On the second point, Wolfe makes a basic, but very common, error in conflating income inequality with material deprivation. It is undeniable that rates of infant mortality are highest amongst low income groups. This, again, is true in all countries. But the level of inequality (which, contrary to her claim, is falling, not rising, in the UK) tells us nothing about how many people are materially deprived, nor does it tells us about their level of material deprivation. Nor, indeed, does the level of inequality tell us anything about how much money is spent on 'social protection'.

She puts it like this...

Our overarching conclusion was that risk of child death disproportionally affects poorer families.
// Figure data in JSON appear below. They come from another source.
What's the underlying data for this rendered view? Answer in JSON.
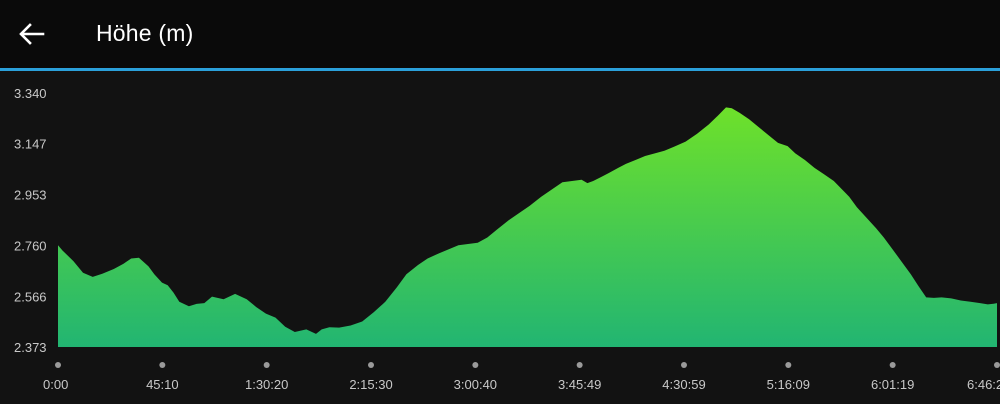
{
  "header": {
    "title": "Höhe (m)",
    "back_icon": "arrow-left-icon",
    "accent_line_color": "#2ba0da"
  },
  "chart_data": {
    "type": "area",
    "title": "Höhe (m)",
    "xlabel": "",
    "ylabel": "",
    "y_tick_labels": [
      "3.340",
      "3.147",
      "2.953",
      "2.760",
      "2.566",
      "2.373"
    ],
    "y_ticks": [
      3340,
      3147,
      2953,
      2760,
      2566,
      2373
    ],
    "ylim": [
      2373,
      3340
    ],
    "x_tick_labels": [
      "0:00",
      "45:10",
      "1:30:20",
      "2:15:30",
      "3:00:40",
      "3:45:49",
      "4:30:59",
      "5:16:09",
      "6:01:19",
      "6:46:2"
    ],
    "x_ticks_seconds": [
      0,
      2710,
      5420,
      8130,
      10840,
      13549,
      16259,
      18969,
      21679,
      24389
    ],
    "xlim_seconds": [
      0,
      24389
    ],
    "grid": false,
    "legend": "none",
    "fill_gradient": [
      "#6ee12a",
      "#22b572"
    ],
    "series": [
      {
        "x_seconds": [
          0,
          120,
          400,
          650,
          900,
          1150,
          1450,
          1700,
          1900,
          2100,
          2350,
          2500,
          2700,
          2850,
          3000,
          3150,
          3400,
          3600,
          3800,
          4000,
          4300,
          4600,
          4900,
          5150,
          5400,
          5650,
          5900,
          6150,
          6450,
          6700,
          6850,
          7050,
          7300,
          7600,
          7900,
          8200,
          8500,
          8800,
          9050,
          9350,
          9600,
          9900,
          10150,
          10400,
          10650,
          10900,
          11150,
          11400,
          11700,
          11950,
          12250,
          12550,
          12850,
          13100,
          13350,
          13600,
          13750,
          13900,
          14100,
          14300,
          14550,
          14750,
          15000,
          15250,
          15500,
          15750,
          16000,
          16300,
          16600,
          16900,
          17150,
          17350,
          17500,
          17700,
          17950,
          18200,
          18450,
          18700,
          18950,
          19150,
          19400,
          19650,
          19900,
          20150,
          20350,
          20550,
          20750,
          21000,
          21250,
          21450,
          21700,
          21950,
          22150,
          22350,
          22550,
          22750,
          22950,
          23200,
          23450,
          23700,
          23950,
          24150,
          24300,
          24389
        ],
        "y": [
          2760,
          2740,
          2700,
          2656,
          2640,
          2652,
          2670,
          2690,
          2710,
          2713,
          2680,
          2650,
          2618,
          2608,
          2580,
          2545,
          2528,
          2537,
          2540,
          2565,
          2555,
          2575,
          2555,
          2525,
          2500,
          2485,
          2450,
          2430,
          2440,
          2423,
          2440,
          2448,
          2447,
          2455,
          2470,
          2505,
          2545,
          2600,
          2650,
          2685,
          2710,
          2730,
          2745,
          2760,
          2765,
          2770,
          2790,
          2820,
          2855,
          2880,
          2910,
          2945,
          2975,
          3000,
          3005,
          3010,
          2997,
          3005,
          3020,
          3035,
          3055,
          3070,
          3085,
          3100,
          3110,
          3120,
          3135,
          3155,
          3185,
          3220,
          3255,
          3285,
          3282,
          3265,
          3240,
          3210,
          3180,
          3150,
          3138,
          3110,
          3085,
          3055,
          3030,
          3005,
          2975,
          2945,
          2905,
          2865,
          2825,
          2790,
          2740,
          2690,
          2650,
          2605,
          2562,
          2560,
          2562,
          2558,
          2550,
          2545,
          2540,
          2535,
          2538,
          2540
        ]
      }
    ]
  }
}
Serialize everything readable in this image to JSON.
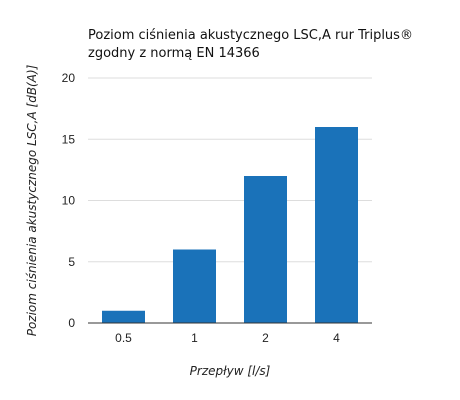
{
  "chart_data": {
    "type": "bar",
    "title_lines": [
      "Poziom ciśnienia akustycznego LSC,A  rur Triplus®",
      "zgodny z normą EN 14366"
    ],
    "categories": [
      "0.5",
      "1",
      "2",
      "4"
    ],
    "values": [
      1,
      6,
      12,
      16
    ],
    "xlabel": "Przepływ [l/s]",
    "ylabel": "Poziom ciśnienia akustycznego LSC,A  [dB(A)]",
    "ylim": [
      0,
      20
    ],
    "yticks": [
      "0",
      "5",
      "10",
      "15",
      "20"
    ],
    "grid": true,
    "legend": "none",
    "bar_color": "#1a72b9"
  }
}
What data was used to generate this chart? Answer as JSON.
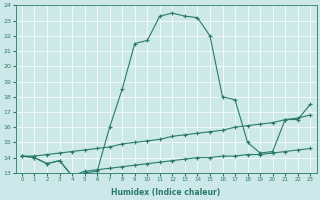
{
  "xlabel": "Humidex (Indice chaleur)",
  "xlim": [
    -0.5,
    23.5
  ],
  "ylim": [
    13,
    24
  ],
  "yticks": [
    13,
    14,
    15,
    16,
    17,
    18,
    19,
    20,
    21,
    22,
    23,
    24
  ],
  "xticks": [
    0,
    1,
    2,
    3,
    4,
    5,
    6,
    7,
    8,
    9,
    10,
    11,
    12,
    13,
    14,
    15,
    16,
    17,
    18,
    19,
    20,
    21,
    22,
    23
  ],
  "bg_color": "#cde8e8",
  "line_color": "#2a7a6a",
  "line1_x": [
    0,
    1,
    2,
    3,
    4,
    5,
    6,
    7,
    8,
    9,
    10,
    11,
    12,
    13,
    14,
    15,
    16,
    17,
    18,
    19,
    20,
    21,
    22,
    23
  ],
  "line1_y": [
    14.1,
    14.0,
    13.6,
    13.8,
    12.8,
    13.0,
    13.1,
    16.0,
    18.5,
    21.5,
    21.7,
    23.3,
    23.5,
    23.3,
    23.2,
    22.0,
    18.0,
    17.8,
    15.0,
    14.3,
    14.4,
    16.5,
    16.5,
    17.5
  ],
  "line2_x": [
    0,
    1,
    2,
    3,
    4,
    5,
    6,
    7,
    8,
    9,
    10,
    11,
    12,
    13,
    14,
    15,
    16,
    17,
    18,
    19,
    20,
    21,
    22,
    23
  ],
  "line2_y": [
    14.1,
    14.0,
    13.6,
    13.8,
    12.8,
    13.1,
    13.2,
    13.3,
    13.4,
    13.5,
    13.6,
    13.7,
    13.8,
    13.9,
    14.0,
    14.0,
    14.1,
    14.1,
    14.2,
    14.2,
    14.3,
    14.4,
    14.5,
    14.6
  ],
  "line3_x": [
    0,
    1,
    2,
    3,
    4,
    5,
    6,
    7,
    8,
    9,
    10,
    11,
    12,
    13,
    14,
    15,
    16,
    17,
    18,
    19,
    20,
    21,
    22,
    23
  ],
  "line3_y": [
    14.1,
    14.1,
    14.2,
    14.3,
    14.4,
    14.5,
    14.6,
    14.7,
    14.9,
    15.0,
    15.1,
    15.2,
    15.4,
    15.5,
    15.6,
    15.7,
    15.8,
    16.0,
    16.1,
    16.2,
    16.3,
    16.5,
    16.6,
    16.8
  ]
}
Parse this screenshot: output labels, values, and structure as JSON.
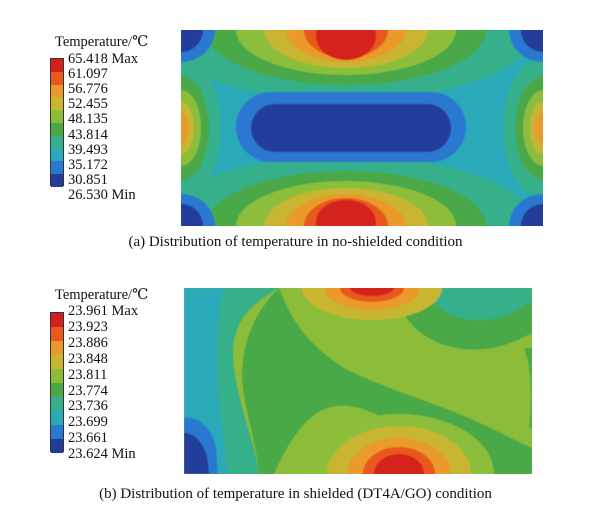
{
  "panel_a": {
    "legend_title": "Temperature/℃",
    "legend_labels": [
      "65.418 Max",
      "61.097",
      "56.776",
      "52.455",
      "48.135",
      "43.814",
      "39.493",
      "35.172",
      "30.851",
      "26.530 Min"
    ],
    "caption": "(a) Distribution of temperature in no-shielded condition"
  },
  "panel_b": {
    "legend_title": "Temperature/℃",
    "legend_labels": [
      "23.961 Max",
      "23.923",
      "23.886",
      "23.848",
      "23.811",
      "23.774",
      "23.736",
      "23.699",
      "23.661",
      "23.624 Min"
    ],
    "caption": "(b) Distribution of temperature in shielded (DT4A/GO) condition"
  },
  "colormap": [
    "#d4201c",
    "#e8591c",
    "#e99a2a",
    "#c8b630",
    "#8cbd3a",
    "#4aa846",
    "#36b08a",
    "#2aa9b9",
    "#2a78d0",
    "#233c9a"
  ]
}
When you compare Britain to the rest of Europe, we are one of the most unequal societies, with a growing gap [sic] between rich and poor.

It is no coincidence that our child mortality rates are also the worst.
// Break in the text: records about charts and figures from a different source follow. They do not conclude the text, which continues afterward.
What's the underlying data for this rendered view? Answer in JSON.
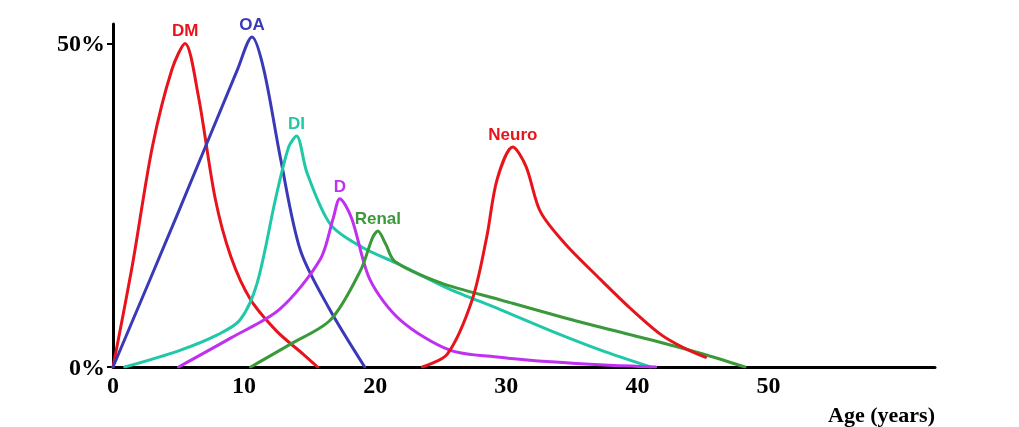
{
  "chart_data": {
    "type": "line",
    "xlabel": "Age (years)",
    "xlim": [
      0,
      62.7
    ],
    "xticks": [
      0,
      10,
      20,
      30,
      40,
      50
    ],
    "ylim": [
      0,
      53
    ],
    "yticks": [
      {
        "value": 0,
        "label": "0%"
      },
      {
        "value": 50,
        "label": "50%"
      }
    ],
    "grid": false,
    "legend": false,
    "marker": "none",
    "line_style": "solid",
    "series": [
      {
        "name": "DM",
        "color": "#e8141c",
        "x": [
          0,
          1.5,
          3,
          4.5,
          5.5,
          6.5,
          7.8,
          9,
          10.5,
          12.5,
          14.5,
          15.6
        ],
        "values": [
          0,
          16,
          34,
          46,
          50,
          42,
          26,
          17,
          10.4,
          5.5,
          2,
          0
        ]
      },
      {
        "name": "OA",
        "color": "#3a3ab8",
        "x": [
          0,
          5,
          9.5,
          10.6,
          11.5,
          12.8,
          14.3,
          16.5,
          19.2
        ],
        "values": [
          0,
          24,
          46,
          51,
          46,
          32,
          18,
          9,
          0
        ]
      },
      {
        "name": "DI",
        "color": "#20c8a8",
        "x": [
          0.9,
          5,
          8,
          9.7,
          11,
          12.4,
          13.4,
          14,
          14.8,
          16.6,
          19,
          21.9,
          25.5,
          29.5,
          33.5,
          37.2,
          41
        ],
        "values": [
          0,
          2.5,
          5,
          7.3,
          13,
          26,
          34,
          35.7,
          30,
          22,
          18.5,
          15.8,
          12.2,
          8.9,
          5.5,
          2.6,
          0
        ]
      },
      {
        "name": "D",
        "color": "#c030f0",
        "x": [
          5,
          9,
          12.7,
          15.8,
          16.8,
          17.3,
          18.2,
          19.6,
          21.9,
          25.7,
          29.5,
          33.4,
          37.5,
          41.4
        ],
        "values": [
          0,
          4.5,
          8.9,
          16.6,
          23,
          26,
          23,
          13.5,
          7.3,
          2.6,
          1.5,
          0.8,
          0.3,
          0
        ]
      },
      {
        "name": "Renal",
        "color": "#3a9a3a",
        "x": [
          10.5,
          13.5,
          16.6,
          18.9,
          19.8,
          20.2,
          20.8,
          21.5,
          25,
          29.5,
          35,
          41,
          45,
          48.2
        ],
        "values": [
          0,
          3.5,
          7.3,
          15,
          20,
          21,
          19,
          16.3,
          13,
          10.4,
          7.3,
          4.2,
          2,
          0
        ]
      },
      {
        "name": "Neuro",
        "color": "#e8141c",
        "x": [
          23.6,
          25.5,
          27.4,
          28.5,
          29.3,
          30.5,
          31.5,
          32.6,
          34.5,
          37.2,
          39.5,
          41.8,
          43.5,
          45.2
        ],
        "values": [
          0,
          2,
          10.4,
          20,
          29,
          34,
          31,
          24,
          19,
          13.5,
          9,
          5,
          3,
          1.5
        ]
      }
    ]
  }
}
This is a non sequitur. The prevalence and income of 'poorer families' is not related to the level of inequality. Income inequality is very low in a country like Namibia and very high in a country like Luxembourg. Neither statistic tells anything about poverty in those countries.
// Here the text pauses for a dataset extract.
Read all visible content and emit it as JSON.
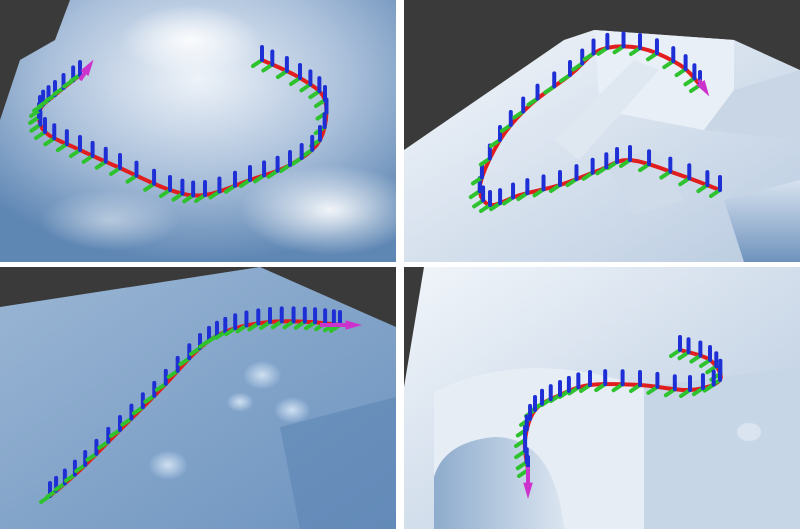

Wolfe may have made an honest category error in confusing the two measures. Lots of people do. Or she may genuinely believe that the economic variable of income inequality is causally linked to rates of infant mortality; that certainly seems to be what the reader is supposed to conclude. If so, she may have been influenced by The Spirit Level, which blames income inequality for almost everything. The authors of that book do not provide a single reference to support their claim that inequality 'causes' infant mortality and I have yet to meet anyone who can offer a plausible explanation for how it could cause a rare biological problem. Robert Waldmann suggested there might be a link in 1992, but his research has since concluded that the statistical association is actually the result of a third variable—healthcare spending (he explains it here).

When I give talks about The Spirit Level, I often say that the inequality hypothesis offers policy-makers a panacea. The Spirit Level suggests that almost every problem can be alleviated by reducing the income gap. This seems to good to be true and, like all panaceas, it is. I suggest that one of the dangers of swallowing The Spirit Level theory is that the real causes of health and social problems could be overlooked in the rush to adjust a single economic variable.

This is particularly true in the case of issues like infant mortality. Its causes are indeed complex (there is a whole chapter about it in The Spirit Level Delusion). Rates of infant mortality tend to be higher in the English speaking nations, lower in Europe and even lower in the richer Asian countries (including Singapore, which has a very unequal income distribution). Within the English speaking countries, rates are particularly high amongst certain ethnic groups (eg. Maoris, Aboriginals, African Americans, Pakistanis). And, as Wolfe correctly notes, rates are consistently highest amongst poorer groups.

I am convinced that much of the success of The Spirit Level results from people making the simple category error described above. If one wrongly assumes that rates of material deprivation are fixed to rates of income inequality, it is easy to conclude that reducing inequality will materially benefit the poor. This is simply incorrect. The two measures can easily go in different directions. Indeed, they have been going in different directions in Britain since 2008. Conversely, the living standards of the poor typically improve when income inequality grows. There is no correlation between income inequality and infant mortality over time.

Finally, it should be noted that the Lancet study itself does not mention smoking, drinking or inequality at any point. The points raised above are pure editorialising on the part of Wolfe and the BBC to make a political point from a non-political piece of research.